I have a document schema I'm working with as such
{
name: "bob",
email: "bob#gmail.com",
logins: [
{ u: 'a', p: 'b', public_id: '123' },
{ u: 'x', p: 'y', public_id: 'abc' }
]
}
My Problem is that i need to ensure that the public ids are unique within a document and collection,
Furthermore there are some existing records being migrated from a mySQL DB that dont have records, and will therefore all be replaced by null values in mongo.
I figure its either an index
db.users.ensureIndex({logins.public_id: 1}, {unique: true});
which isn't working because of the missing keys and is throwing a E11000 duplicate key error index:
or this is a more fundamental schema problem in that I shouldn't be nesting objects in an array structure like that. In which case, what? a seperate collection for the user_logins??? which seems to go against the idea of an embedded document.
If you expect u and p to have always the same values on each insert (as in your example snippet), you might want to use the $addToSet operator on inserts to ensure the uniqueness of your public_id field. Otherwise I think it's quite difficult to make them unique across a whole collection not working with external maintenance or js functions.

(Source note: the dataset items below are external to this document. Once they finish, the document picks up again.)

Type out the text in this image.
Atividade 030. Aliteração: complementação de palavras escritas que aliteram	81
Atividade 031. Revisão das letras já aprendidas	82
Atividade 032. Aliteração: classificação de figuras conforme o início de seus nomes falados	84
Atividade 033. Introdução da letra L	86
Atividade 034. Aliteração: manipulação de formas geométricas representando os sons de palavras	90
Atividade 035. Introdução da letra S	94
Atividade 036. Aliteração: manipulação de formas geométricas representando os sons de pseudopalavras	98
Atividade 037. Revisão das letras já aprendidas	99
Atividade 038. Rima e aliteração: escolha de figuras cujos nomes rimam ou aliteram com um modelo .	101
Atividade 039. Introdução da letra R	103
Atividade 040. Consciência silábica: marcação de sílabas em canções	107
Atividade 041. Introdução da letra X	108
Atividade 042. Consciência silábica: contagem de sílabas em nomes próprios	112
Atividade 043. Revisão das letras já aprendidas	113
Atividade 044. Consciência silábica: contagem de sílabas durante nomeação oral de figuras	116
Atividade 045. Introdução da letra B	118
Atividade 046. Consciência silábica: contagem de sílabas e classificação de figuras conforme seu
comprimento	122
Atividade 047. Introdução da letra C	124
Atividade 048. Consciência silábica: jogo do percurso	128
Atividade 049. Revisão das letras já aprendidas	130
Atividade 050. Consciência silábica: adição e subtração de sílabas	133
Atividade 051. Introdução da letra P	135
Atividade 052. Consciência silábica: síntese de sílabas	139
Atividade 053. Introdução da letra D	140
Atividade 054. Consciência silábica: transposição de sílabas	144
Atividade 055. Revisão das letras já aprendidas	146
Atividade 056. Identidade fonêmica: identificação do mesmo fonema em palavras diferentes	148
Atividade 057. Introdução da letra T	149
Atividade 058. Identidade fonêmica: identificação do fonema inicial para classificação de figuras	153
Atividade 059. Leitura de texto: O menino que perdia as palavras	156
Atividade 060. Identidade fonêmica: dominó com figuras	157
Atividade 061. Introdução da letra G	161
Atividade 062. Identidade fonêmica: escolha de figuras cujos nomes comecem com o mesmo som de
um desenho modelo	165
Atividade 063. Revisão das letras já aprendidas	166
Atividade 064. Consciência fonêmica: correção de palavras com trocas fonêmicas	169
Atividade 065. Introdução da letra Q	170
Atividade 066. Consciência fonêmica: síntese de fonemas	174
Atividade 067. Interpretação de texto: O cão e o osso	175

If not, I would possibly store them in their own collection and use the public_id as _id field to ensure their cross-document uniqueness inside a collection. Maybe that would contradict the idea of embedded docs in a doc database, but according to different requirements I think that's negligible.
Furthermore there are some existing records being migrated from a mySQL DB that dont have records, and will therefore all be replaced by null values in mongo.

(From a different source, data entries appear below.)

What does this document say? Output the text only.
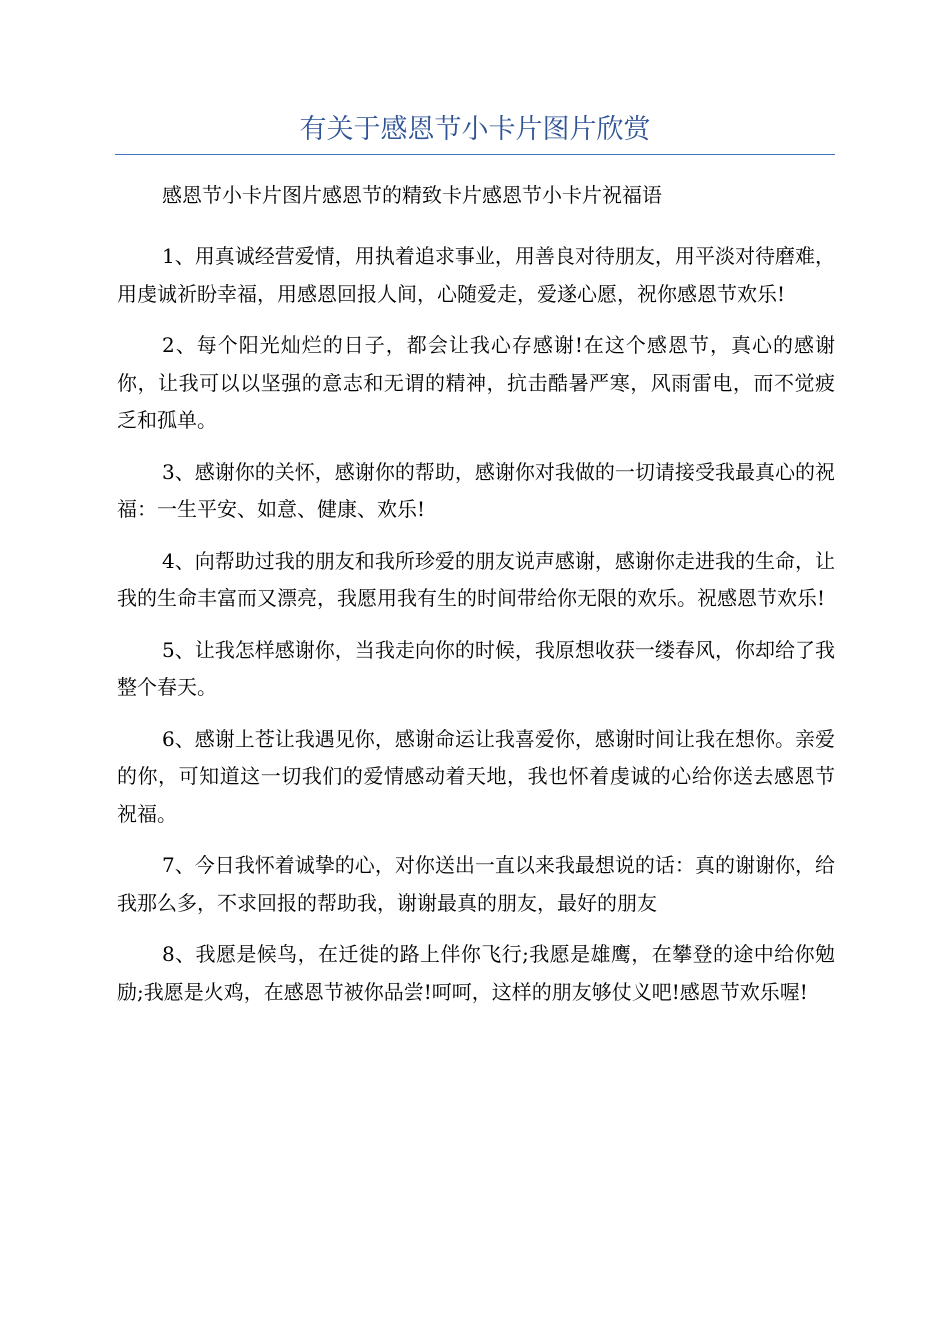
有关于感恩节小卡片图片欣赏

感恩节小卡片图片感恩节的精致卡片感恩节小卡片祝福语

1、用真诚经营爱情，用执着追求事业，用善良对待朋友，用平淡对待磨难，用虔诚祈盼幸福，用感恩回报人间，心随爱走，爱遂心愿，祝你感恩节欢乐!

2、每个阳光灿烂的日子，都会让我心存感谢!在这个感恩节，真心的感谢你，让我可以以坚强的意志和无谓的精神，抗击酷暑严寒，风雨雷电，而不觉疲乏和孤单。

3、感谢你的关怀，感谢你的帮助，感谢你对我做的一切请接受我最真心的祝福：一生平安、如意、健康、欢乐!

4、向帮助过我的朋友和我所珍爱的朋友说声感谢，感谢你走进我的生命，让我的生命丰富而又漂亮，我愿用我有生的时间带给你无限的欢乐。祝感恩节欢乐!

5、让我怎样感谢你，当我走向你的时候，我原想收获一缕春风，你却给了我整个春天。

6、感谢上苍让我遇见你，感谢命运让我喜爱你，感谢时间让我在想你。亲爱的你，可知道这一切我们的爱情感动着天地，我也怀着虔诚的心给你送去感恩节祝福。

7、今日我怀着诚挚的心，对你送出一直以来我最想说的话：真的谢谢你，给我那么多，不求回报的帮助我，谢谢最真的朋友，最好的朋友

8、我愿是候鸟，在迁徙的路上伴你飞行;我愿是雄鹰，在攀登的途中给你勉励;我愿是火鸡，在感恩节被你品尝!呵呵，这样的朋友够仗义吧!感恩节欢乐喔!
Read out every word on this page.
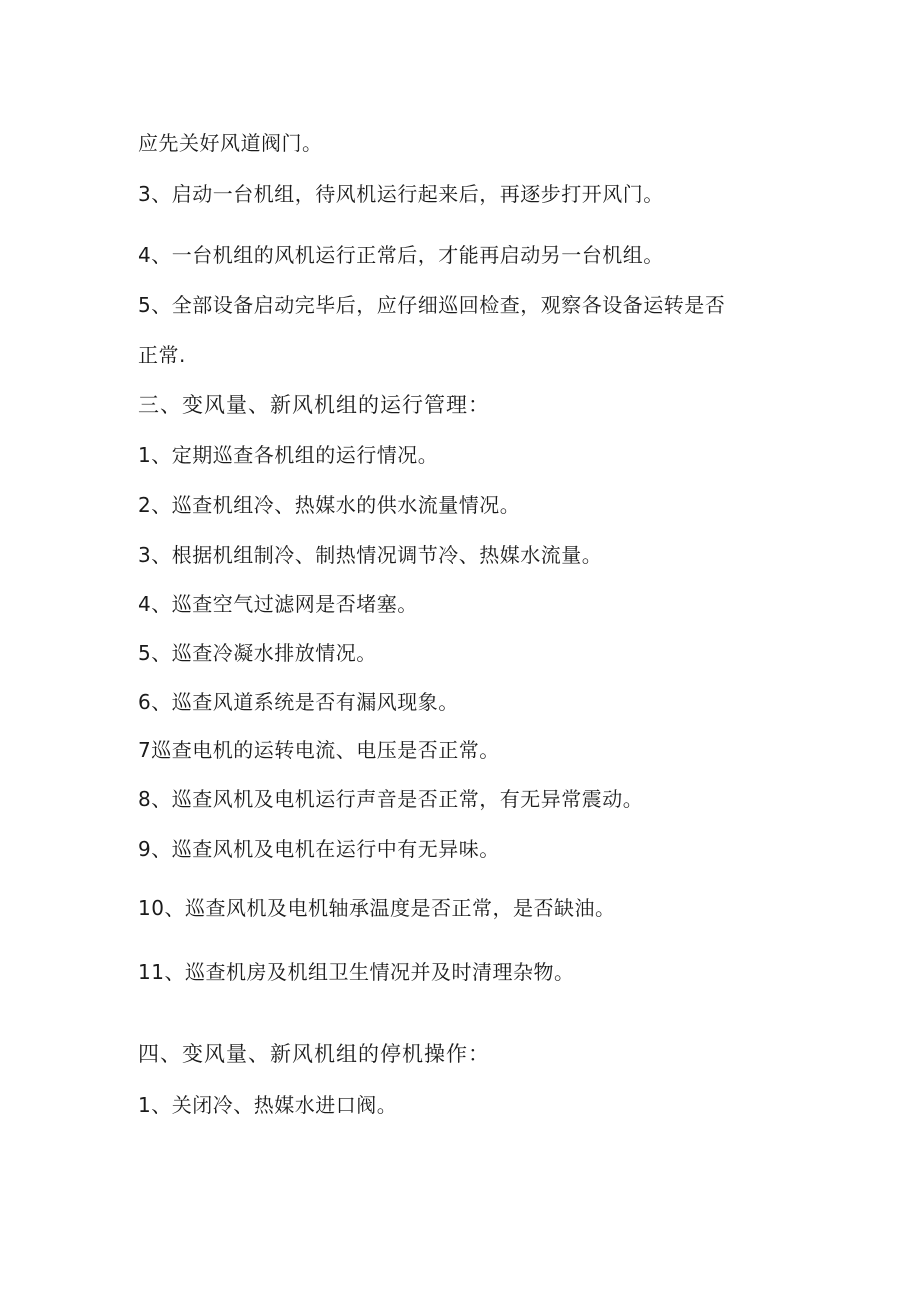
应先关好风道阀门。
3、启动一台机组，待风机运行起来后，再逐步打开风门。
4、一台机组的风机运行正常后，才能再启动另一台机组。
5、全部设备启动完毕后，应仔细巡回检查，观察各设备运转是否
正常.
三、变风量、新风机组的运行管理：
1、定期巡查各机组的运行情况。
2、巡查机组冷、热媒水的供水流量情况。
3、根据机组制冷、制热情况调节冷、热媒水流量。
4、巡查空气过滤网是否堵塞。
5、巡查冷凝水排放情况。
6、巡查风道系统是否有漏风现象。
7巡查电机的运转电流、电压是否正常。
8、巡查风机及电机运行声音是否正常，有无异常震动。
9、巡查风机及电机在运行中有无异味。
10、巡查风机及电机轴承温度是否正常，是否缺油。
11、巡查机房及机组卫生情况并及时清理杂物。
四、变风量、新风机组的停机操作：
1、关闭冷、热媒水进口阀。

So you want to apply a unique index on a data set that's not truly unique. I think this is just a modeling problem.
If logins.public_id is null that's going to violate your uniqueness constraint, then just don't write it at all:
{
logins: [
{ u: 'a', p: 'b' },
{ u: 'x', p: 'y' }
]
}
Thanks all.
In the end I opted to seperate this into 2 collections, one for users and one for logins.

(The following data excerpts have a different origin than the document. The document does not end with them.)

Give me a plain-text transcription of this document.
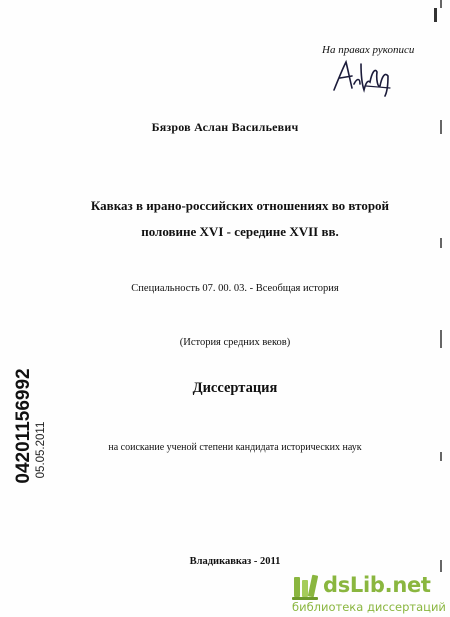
На правах рукописи
Бязров Аслан Васильевич
Кавказ в ирано-российских отношениях во второй
половине XVI - середине XVII вв.
Специальность 07. 00. 03. - Всеобщая история
(История средних веков)
Диссертация
на соискание ученой степени кандидата исторических наук
Владикавказ - 2011
04201156992 05.05.2011
dsLib.net
библиотека диссертаций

users this looked a little like..
userDocument = {
...
logins: [
DBRef('loginsCollection', loginDocument._id),
DBRef('loginsCollection', loginDocument2._id),
]
}
loginDocument = {
...
user: new DBRef('userCollection', userDocument ._id)
}
Although not what i was originally after (a single collection) It is working niocely and by utilising the MongoId uniquness there is a constraint now built in at a database level and not implemented at the application level.